TARAPS to raise awareness and funds at upcoming farmers’ markets in Quesnel
Sisters and TARAPS volunteers Val Trombley (left) and Leslie Trombley could be spotted at the Quesnel Farmers’ Market Saturday, June 19 where they raised awareness of the program providing therapy and reading assistant dogs to Cariboo seniors and children, and also sell treats for pets and humans. (Rebecca Dyok photo)

Man’s best friends could once again be spending their days providing a little help and happiness to Cariboo children and seniors.

Therapy and Reading Assistance Pets (TARAPS) is itching to get back into assisted living homes and schools in Quesnel as B.C. lifts more COVID-19 restrictions.

Until then you’ll be able to find the local volunteer group attending the Quesnel Farmers’ Market every third Saturday of the month, selling cupcakes, pet toys and treats as well as raising awareness.

“Our aim is not solely to raise money,” said TARAPS president Meriel Wild.

“We’re also keen to get more profile in the community because a lot of people haven’t heard about us, so it’s really equally important that we get out there, get ourselves seen and get more people that have some time volunteering with us. Then we can get going.”

Read More: Cariboo’s Therapy and Reading Assistance Pets looking for funds, volunteers

Saturday, June 19 was the first market attended by TARAPS volunteers and sisters Val and Leslie Trombley who were able to keep shaded under a tent recently funded by the Quesnel Community Foundation.

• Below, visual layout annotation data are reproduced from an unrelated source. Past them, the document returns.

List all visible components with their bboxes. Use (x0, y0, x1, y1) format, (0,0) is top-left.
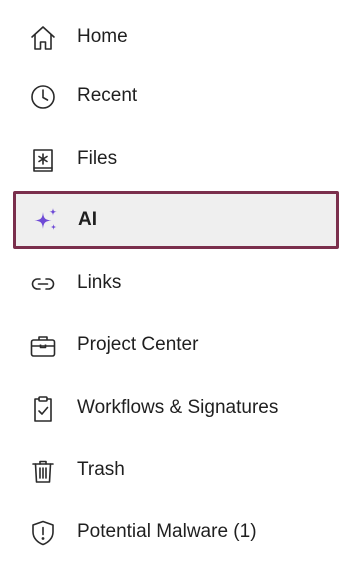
sidebar-item-project-center[interactable]: Project Center (0, 323, 360, 367)
sidebar-item-label: Links (77, 272, 122, 293)
home-icon (28, 23, 58, 53)
link-icon (28, 269, 58, 299)
sidebar-item-workflows[interactable]: Workflows & Signatures (0, 386, 360, 430)
sidebar-item-label: Workflows & Signatures (77, 397, 279, 418)
sidebar-item-label: Trash (77, 459, 125, 480)
clock-icon (28, 82, 58, 112)
sidebar-item-label: Files (77, 148, 118, 169)
sparkles-icon (31, 205, 61, 235)
sidebar-item-label: Potential Malware (1) (77, 521, 257, 542)
sidebar-nav: Home Recent Files AI Links Project Cente… (0, 0, 360, 570)
sidebar-item-potential-malware[interactable]: Potential Malware (1) (0, 510, 360, 554)
briefcase-icon (28, 331, 58, 361)
sidebar-item-trash[interactable]: Trash (0, 448, 360, 492)
sidebar-item-ai[interactable]: AI (13, 191, 339, 249)
sidebar-item-files[interactable]: Files (0, 137, 360, 181)
sidebar-item-recent[interactable]: Recent (0, 74, 360, 118)
sidebar-item-label: Project Center (77, 334, 199, 355)
shield-alert-icon (28, 518, 58, 548)
files-icon (28, 145, 58, 175)
sidebar-item-links[interactable]: Links (0, 261, 360, 305)
sidebar-item-label: Recent (77, 85, 138, 106)
trash-icon (28, 456, 58, 486)
sidebar-item-label: Home (77, 26, 128, 47)
clipboard-check-icon (28, 394, 58, 424)
sidebar-item-label: AI (78, 209, 97, 230)
sidebar-item-home[interactable]: Home (0, 15, 360, 59)
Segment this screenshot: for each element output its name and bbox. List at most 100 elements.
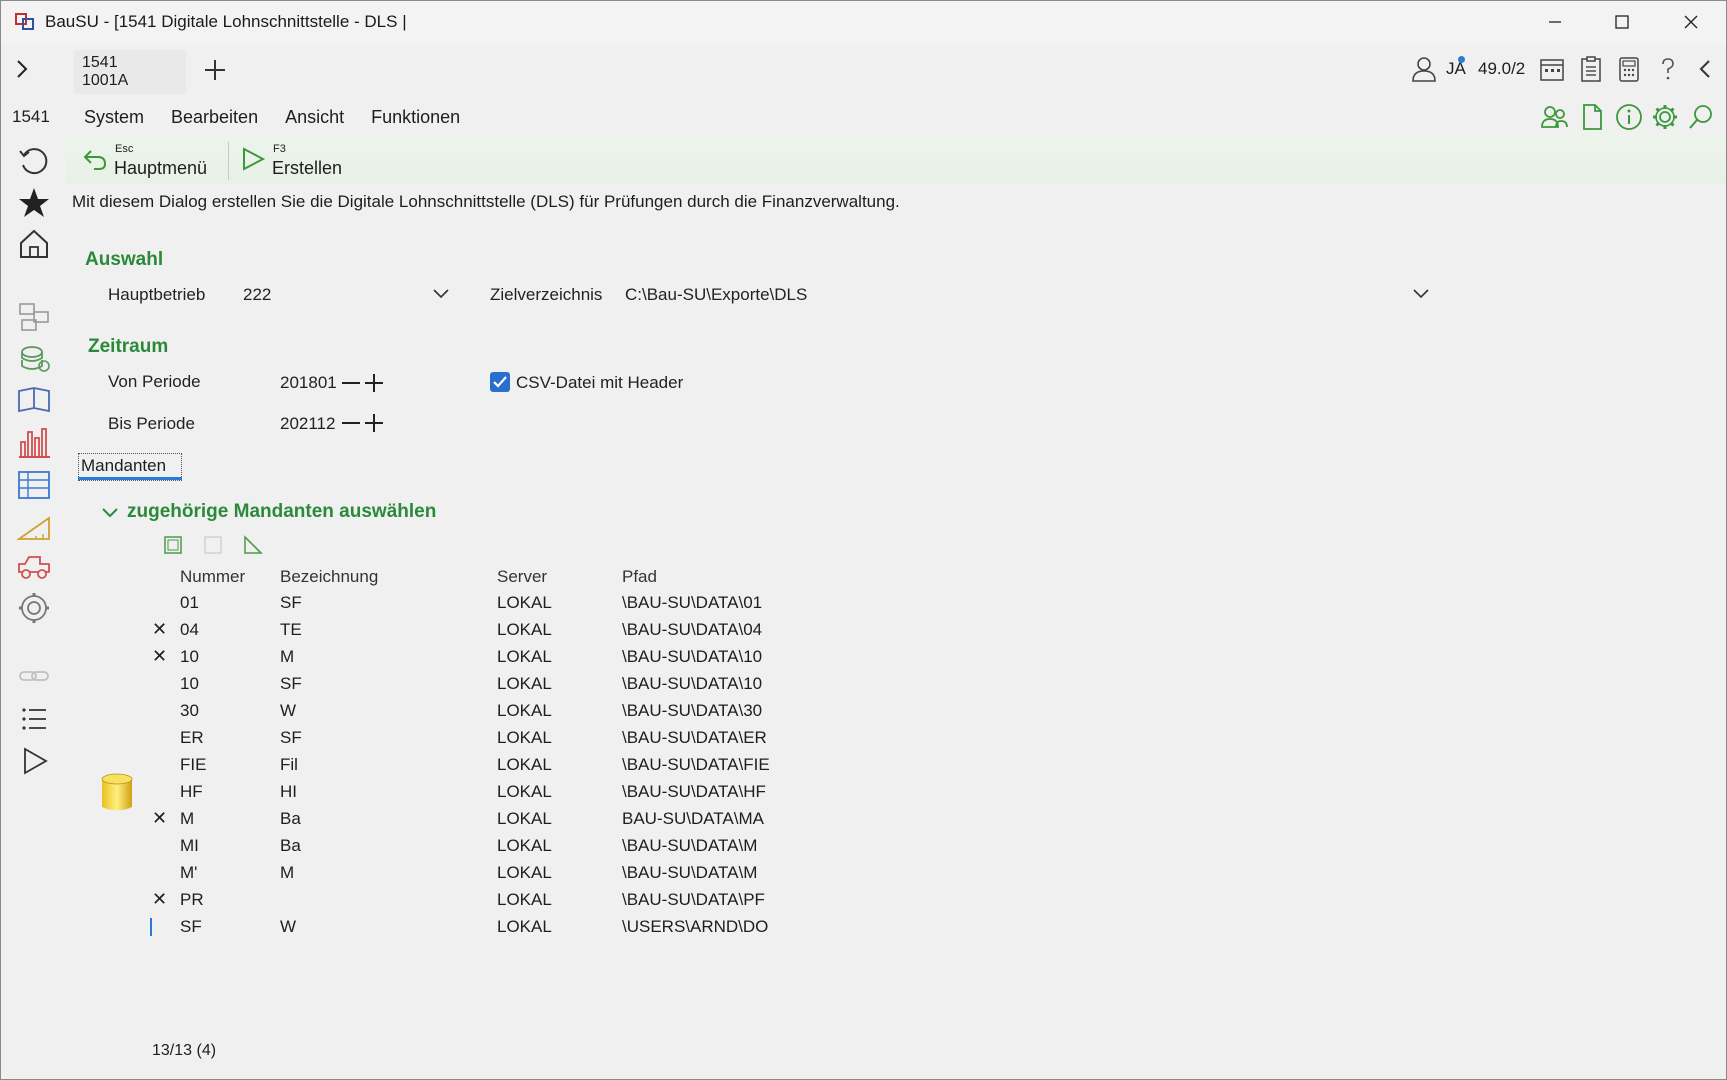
document-button[interactable] <box>1577 102 1607 132</box>
cell-server: LOKAL <box>497 890 552 909</box>
invert-selection-button[interactable] <box>242 534 264 556</box>
user-button[interactable] <box>1410 54 1438 84</box>
cell-bezeichnung: Fil <box>280 755 298 774</box>
menu-ansicht[interactable]: Ansicht <box>285 105 357 130</box>
invert-selection-icon <box>244 535 263 554</box>
table-row[interactable]: FIE Fil LOKAL \BAU-SU\DATA\FIE <box>140 752 780 778</box>
sidebar-history[interactable] <box>16 143 52 179</box>
bis-periode-input[interactable]: 202112 <box>280 414 335 434</box>
cell-bezeichnung: M <box>280 647 295 666</box>
table-row[interactable]: 01 SF LOKAL \BAU-SU\DATA\01 <box>140 590 780 616</box>
users-button[interactable] <box>1540 102 1570 132</box>
sidebar-modules[interactable] <box>16 298 52 334</box>
sidebar-settings[interactable] <box>16 590 52 626</box>
document-tab[interactable]: 1541 1001A <box>74 50 186 94</box>
menu-system[interactable]: System <box>84 105 157 130</box>
cell-bezeichnung: Ba <box>280 809 301 828</box>
close-window-button[interactable] <box>1659 0 1723 44</box>
hauptbetrieb-value: 222 <box>243 285 272 304</box>
cell-bezeichnung: W <box>280 701 297 720</box>
zielverzeichnis-value: C:\Bau-SU\Exporte\DLS <box>625 285 808 304</box>
table-row[interactable]: ER SF LOKAL \BAU-SU\DATA\ER <box>140 725 780 751</box>
zielverzeichnis-select[interactable]: C:\Bau-SU\Exporte\DLS <box>622 278 1434 310</box>
minimize-button[interactable] <box>1523 0 1587 44</box>
column-header-server[interactable]: Server <box>497 567 547 587</box>
group-collapse-toggle[interactable] <box>100 503 120 523</box>
expand-sidebar-button[interactable] <box>12 56 34 82</box>
row-selection-mark[interactable]: ✕ <box>152 808 167 829</box>
section-auswahl-title: Auswahl <box>85 249 164 270</box>
table-row[interactable]: ✕ PR LOKAL \BAU-SU\DATA\PF <box>140 887 780 913</box>
select-all-button[interactable] <box>162 534 184 556</box>
cell-nummer: HF <box>180 782 203 801</box>
von-periode-decrement[interactable] <box>340 372 362 394</box>
table-row[interactable]: MI Ba LOKAL \BAU-SU\DATA\M <box>140 833 780 859</box>
settings-button[interactable] <box>1650 102 1680 132</box>
search-button[interactable] <box>1686 102 1716 132</box>
csv-header-label: CSV-Datei mit Header <box>516 373 684 392</box>
table-row[interactable]: SF W LOKAL \USERS\ARND\DO <box>140 914 780 940</box>
add-tab-button[interactable] <box>201 56 229 84</box>
menu-funktionen[interactable]: Funktionen <box>371 105 473 130</box>
sidebar-link[interactable] <box>16 658 52 694</box>
cell-server: LOKAL <box>497 620 552 639</box>
plus-icon <box>365 374 383 392</box>
cell-server: LOKAL <box>497 755 552 774</box>
row-selection-mark[interactable]: ✕ <box>152 889 167 910</box>
clipboard-button[interactable] <box>1576 54 1606 84</box>
sidebar-manual[interactable] <box>16 382 52 418</box>
info-button[interactable] <box>1614 102 1644 132</box>
von-periode-increment[interactable] <box>363 372 385 394</box>
table-row[interactable]: 30 W LOKAL \BAU-SU\DATA\30 <box>140 698 780 724</box>
cell-bezeichnung: W <box>280 917 297 936</box>
menu-bearbeiten[interactable]: Bearbeiten <box>171 105 271 130</box>
hauptbetrieb-select[interactable]: 222 <box>240 278 456 310</box>
von-periode-input[interactable]: 201801 <box>280 373 337 393</box>
row-selection-mark[interactable]: ✕ <box>152 646 167 667</box>
calendar-button[interactable] <box>1537 54 1567 84</box>
bar-chart-icon <box>19 428 50 458</box>
section-zeitraum-title: Zeitraum <box>88 336 169 357</box>
document-tab-number: 1541 <box>82 54 118 71</box>
sidebar-home[interactable] <box>16 226 52 262</box>
table-row[interactable]: 10 SF LOKAL \BAU-SU\DATA\10 <box>140 671 780 697</box>
table-row[interactable]: ✕ 04 TE LOKAL \BAU-SU\DATA\04 <box>140 617 780 643</box>
refresh-icon <box>19 148 48 175</box>
table-row[interactable]: ✕ M Ba LOKAL BAU-SU\DATA\MA <box>140 806 780 832</box>
record-count: 13/13 (4) <box>152 1042 217 1059</box>
collapse-panel-button[interactable] <box>1690 54 1720 84</box>
sidebar-statistics[interactable] <box>16 424 52 460</box>
help-button[interactable] <box>1653 54 1683 84</box>
csv-header-checkbox[interactable] <box>490 372 510 392</box>
money-icon <box>21 346 50 372</box>
version-label: 49.0/2 <box>1478 59 1526 78</box>
mandanten-table: 01 SF LOKAL \BAU-SU\DATA\01 ✕ 04 TE LOKA… <box>140 590 780 940</box>
cell-bezeichnung: SF <box>280 593 302 612</box>
row-selection-mark[interactable]: ✕ <box>152 619 167 640</box>
table-row[interactable]: M' M LOKAL \BAU-SU\DATA\M <box>140 860 780 886</box>
table-row[interactable]: ✕ 10 M LOKAL \BAU-SU\DATA\10 <box>140 644 780 670</box>
list-icon <box>22 708 46 730</box>
column-header-pfad[interactable]: Pfad <box>622 567 657 587</box>
sidebar-measure[interactable] <box>16 508 52 544</box>
bis-periode-decrement[interactable] <box>340 412 362 434</box>
column-header-nummer[interactable]: Nummer <box>180 567 245 587</box>
sidebar-finance[interactable] <box>16 340 52 376</box>
maximize-button[interactable] <box>1590 0 1654 44</box>
sidebar-run[interactable] <box>16 743 52 779</box>
table-row[interactable]: HF HI LOKAL \BAU-SU\DATA\HF <box>140 779 780 805</box>
main-menu-button[interactable]: Esc Hauptmenü <box>82 138 212 182</box>
window-title: BauSU - [1541 Digitale Lohnschnittstelle… <box>45 12 407 31</box>
bis-periode-increment[interactable] <box>363 412 385 434</box>
undo-icon <box>83 150 107 170</box>
deselect-all-button[interactable] <box>202 534 224 556</box>
sidebar-planning[interactable] <box>16 466 52 502</box>
create-button[interactable]: F3 Erstellen <box>240 138 350 182</box>
sidebar-vehicles[interactable] <box>16 548 52 584</box>
user-status-dot <box>1458 56 1465 63</box>
calculator-button[interactable] <box>1614 54 1644 84</box>
sidebar-favorites[interactable] <box>16 185 52 221</box>
cell-bezeichnung: TE <box>280 620 302 639</box>
column-header-bezeichnung[interactable]: Bezeichnung <box>280 567 378 587</box>
sidebar-list[interactable] <box>16 701 52 737</box>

Before the novel coronavirus outbreak was declared a global pandemic resulting in province-wide restrictions, dogs in the program would greet residents of Dunrovin Park Lodge and Maeford Place.

They would also visit several Quesnel schools where children would teach the dogs how to read.

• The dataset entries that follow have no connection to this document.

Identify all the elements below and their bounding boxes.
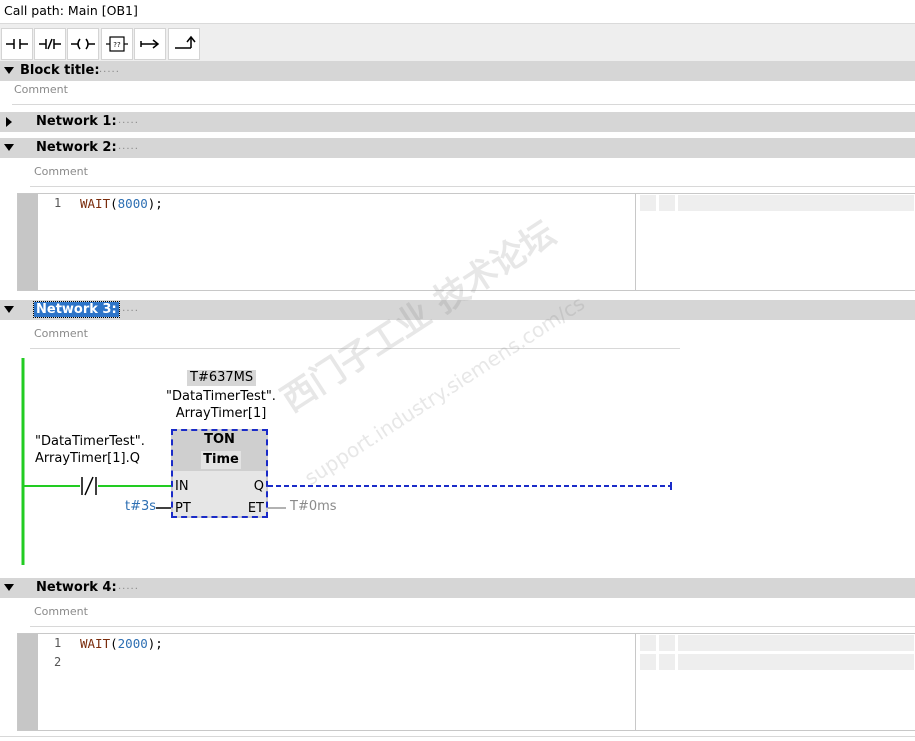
info-cell — [659, 654, 675, 670]
contact-tag-line: "DataTimerTest". — [35, 434, 145, 449]
network-3-title-text: Network 3: — [33, 301, 120, 318]
pin-pt: PT — [175, 501, 191, 516]
normally-closed-contact-icon — [39, 38, 61, 50]
network-3-name[interactable]: ..... — [118, 303, 139, 314]
info-cell — [640, 635, 656, 651]
timer-monitor-value: T#637MS — [187, 370, 257, 386]
coil-button[interactable] — [67, 28, 99, 60]
network-3-comment[interactable]: Comment — [34, 327, 88, 340]
close-branch-icon — [175, 35, 196, 49]
line-number: 1 — [54, 196, 62, 210]
code-keyword: WAIT — [80, 196, 111, 211]
timer-tag-line: ArrayTimer[1] — [175, 406, 267, 421]
toolbar: ?? — [0, 23, 915, 62]
normally-closed-contact-button[interactable] — [34, 28, 66, 60]
contact-tag[interactable]: "DataTimerTest". ArrayTimer[1].Q — [35, 433, 145, 467]
line-number: 1 — [54, 636, 62, 650]
open-branch-icon — [140, 39, 160, 49]
info-cell — [678, 635, 914, 651]
collapse-arrow-icon[interactable] — [4, 67, 14, 74]
network-2-header[interactable]: Network 2: ..... — [0, 138, 915, 158]
svg-text:??: ?? — [113, 41, 121, 49]
info-cell — [678, 654, 914, 670]
code-punct: ( — [110, 636, 118, 651]
block-title-header[interactable]: Block title: ..... — [0, 61, 915, 81]
network-2-name[interactable]: ..... — [118, 141, 139, 152]
divider — [30, 348, 680, 349]
timer-tag-line: "DataTimerTest". — [166, 389, 276, 404]
network-4-header[interactable]: Network 4: ..... — [0, 578, 915, 598]
network-2-code-editor[interactable]: 1 WAIT(8000); — [17, 193, 915, 291]
network-2-comment[interactable]: Comment — [34, 165, 88, 178]
pin-et: ET — [247, 501, 264, 516]
info-cell — [659, 635, 675, 651]
normally-open-contact-button[interactable] — [1, 28, 33, 60]
timer-instance-tag[interactable]: "DataTimerTest". ArrayTimer[1] — [165, 388, 277, 422]
network-3-title[interactable]: Network 3: — [33, 301, 120, 318]
info-cell — [659, 195, 675, 211]
timer-type: TON — [204, 432, 235, 447]
network-3-header[interactable]: Network 3: ..... — [0, 300, 915, 320]
code-number: 8000 — [117, 196, 148, 211]
network-1-header[interactable]: Network 1: ..... — [0, 112, 915, 132]
collapse-arrow-icon[interactable] — [4, 144, 14, 151]
code-number: 2000 — [117, 636, 148, 651]
code-splitter[interactable] — [635, 194, 636, 290]
open-branch-button[interactable] — [134, 28, 166, 60]
divider — [12, 104, 915, 105]
block-title-value[interactable]: ..... — [99, 64, 120, 75]
expand-arrow-icon[interactable] — [6, 117, 12, 127]
et-operand[interactable]: T#0ms — [290, 499, 337, 514]
code-gutter — [18, 634, 38, 730]
normally-closed-contact[interactable] — [81, 476, 97, 496]
pin-in: IN — [175, 479, 189, 494]
collapse-arrow-icon[interactable] — [4, 584, 14, 591]
divider — [30, 626, 915, 627]
network-4-name[interactable]: ..... — [118, 581, 139, 592]
empty-box-button[interactable]: ?? — [101, 28, 133, 60]
network-4-comment[interactable]: Comment — [34, 605, 88, 618]
network-1-name[interactable]: ..... — [118, 115, 139, 126]
network-2-title: Network 2: — [36, 140, 117, 155]
call-path: Call path: Main [OB1] — [4, 3, 138, 18]
normally-open-contact-icon — [6, 39, 28, 49]
block-title: Block title: — [20, 63, 100, 78]
empty-box-icon: ?? — [106, 36, 128, 52]
info-cell — [640, 195, 656, 211]
code-punct: ); — [147, 196, 163, 211]
coil-icon — [71, 38, 95, 50]
code-punct: ); — [147, 636, 163, 651]
line-number: 2 — [54, 655, 62, 669]
collapse-arrow-icon[interactable] — [4, 306, 14, 313]
close-branch-button[interactable] — [168, 28, 200, 60]
network-4-code-editor[interactable]: 1 WAIT(2000); 2 — [17, 633, 915, 731]
timer-subtype[interactable]: Time — [201, 451, 241, 469]
contact-tag-line: ArrayTimer[1].Q — [35, 451, 140, 466]
network-4-title: Network 4: — [36, 580, 117, 595]
pt-operand[interactable]: t#3s — [125, 499, 156, 514]
info-cell — [640, 654, 656, 670]
network-1-title: Network 1: — [36, 114, 117, 129]
code-keyword: WAIT — [80, 636, 111, 651]
code-line[interactable]: WAIT(8000); — [80, 196, 163, 211]
block-comment[interactable]: Comment — [14, 83, 68, 96]
info-cell — [678, 195, 914, 211]
code-splitter[interactable] — [635, 634, 636, 730]
divider — [30, 186, 915, 187]
ton-timer-box[interactable]: TON Time IN Q PT ET — [171, 429, 268, 518]
bottom-divider — [0, 736, 915, 737]
pin-q: Q — [253, 479, 264, 494]
code-gutter — [18, 194, 38, 290]
code-line[interactable]: WAIT(2000); — [80, 636, 163, 651]
code-punct: ( — [110, 196, 118, 211]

“Everything kind of ground to a halt,” Wild said of COVID-19 limiting visitors from attending long-term care homes and preventing TARAPS from falling through to expand to Redwood Residences.

Most volunteers are also retired and did not feel comfortable dropping into the schools — something Wild said she believes School District 28 would have also felt.

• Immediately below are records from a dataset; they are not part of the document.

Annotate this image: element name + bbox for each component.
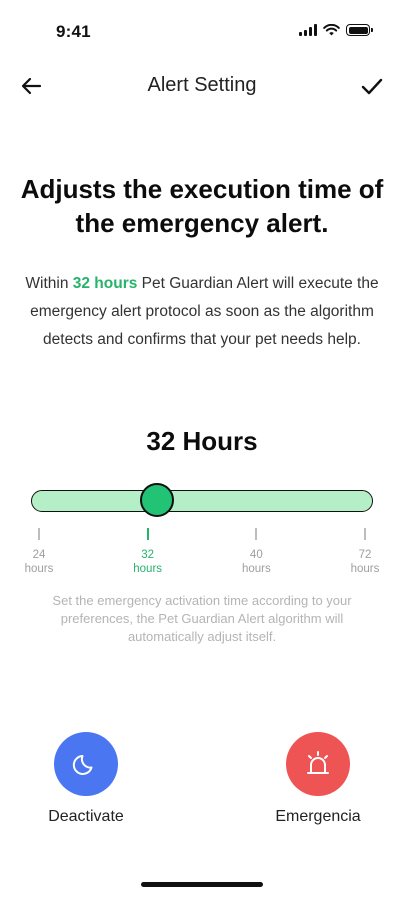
deactivate-action: Deactivate — [26, 732, 146, 826]
emergency-label: Emergencia — [275, 808, 361, 825]
tick-value: 40 — [249, 549, 263, 561]
tick-value: 32 — [141, 549, 155, 561]
headline: Adjusts the execution time of the emerge… — [20, 174, 384, 238]
status-icons — [299, 24, 373, 36]
tick-unit: hours — [241, 563, 271, 575]
description-highlight: 32 hours — [72, 275, 138, 292]
emergency-button[interactable] — [286, 732, 350, 796]
moon-icon — [72, 755, 93, 775]
siren-icon — [307, 751, 329, 774]
slider-tick[interactable]: 40 hours — [226, 528, 286, 576]
wifi-icon — [323, 24, 340, 36]
slider-tick[interactable]: 32 hours — [118, 528, 178, 576]
deactivate-label: Deactivate — [48, 808, 124, 825]
tick-mark — [364, 528, 366, 540]
slider-tick[interactable]: 72 hours — [335, 528, 395, 576]
cellular-signal-icon — [299, 24, 317, 36]
home-indicator — [141, 882, 263, 887]
emergency-action: Emergencia — [258, 732, 378, 826]
selected-hours-label: 32 Hours — [146, 426, 258, 456]
description: Within 32 hours Pet Guardian Alert will … — [24, 270, 380, 354]
status-bar: 9:41 — [0, 0, 404, 60]
tick-mark — [146, 528, 149, 540]
tick-unit: hours — [24, 563, 54, 575]
page-title: Alert Setting — [147, 74, 257, 96]
description-before: Within — [25, 275, 73, 292]
deactivate-button[interactable] — [54, 732, 118, 796]
tick-unit: hours — [133, 563, 163, 575]
tick-unit: hours — [350, 563, 380, 575]
battery-icon — [346, 24, 373, 36]
tick-value: 72 — [358, 549, 372, 561]
time-slider-thumb[interactable] — [139, 483, 174, 517]
tick-value: 24 — [32, 549, 46, 561]
time-slider-track[interactable] — [31, 490, 373, 512]
status-time: 9:41 — [56, 22, 91, 41]
check-icon[interactable] — [358, 72, 386, 100]
tick-mark — [255, 528, 258, 540]
helper-text: Set the emergency activation time accord… — [52, 593, 352, 644]
slider-tick[interactable]: 24 hours — [9, 528, 69, 576]
tick-mark — [38, 528, 40, 540]
top-nav: Alert Setting — [0, 66, 404, 106]
slider-ticks: 24 hours 32 hours 40 hours 72 hours — [0, 528, 404, 588]
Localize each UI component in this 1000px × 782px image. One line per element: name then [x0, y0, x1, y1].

“As soon as Dr. Bonnie Henry opens up the visiting then we’ll be in there because the people really missed it,” she added. ”The dogs missed it too.”

Anyone interested in joining TARAPS can send an email to or visit them on Facebook.

Dogs must be older than 12 months, be friendly and have up-to-date vaccinations to participate. Due to restrictions by Northern Health dogs also cannot be fed a raw diet.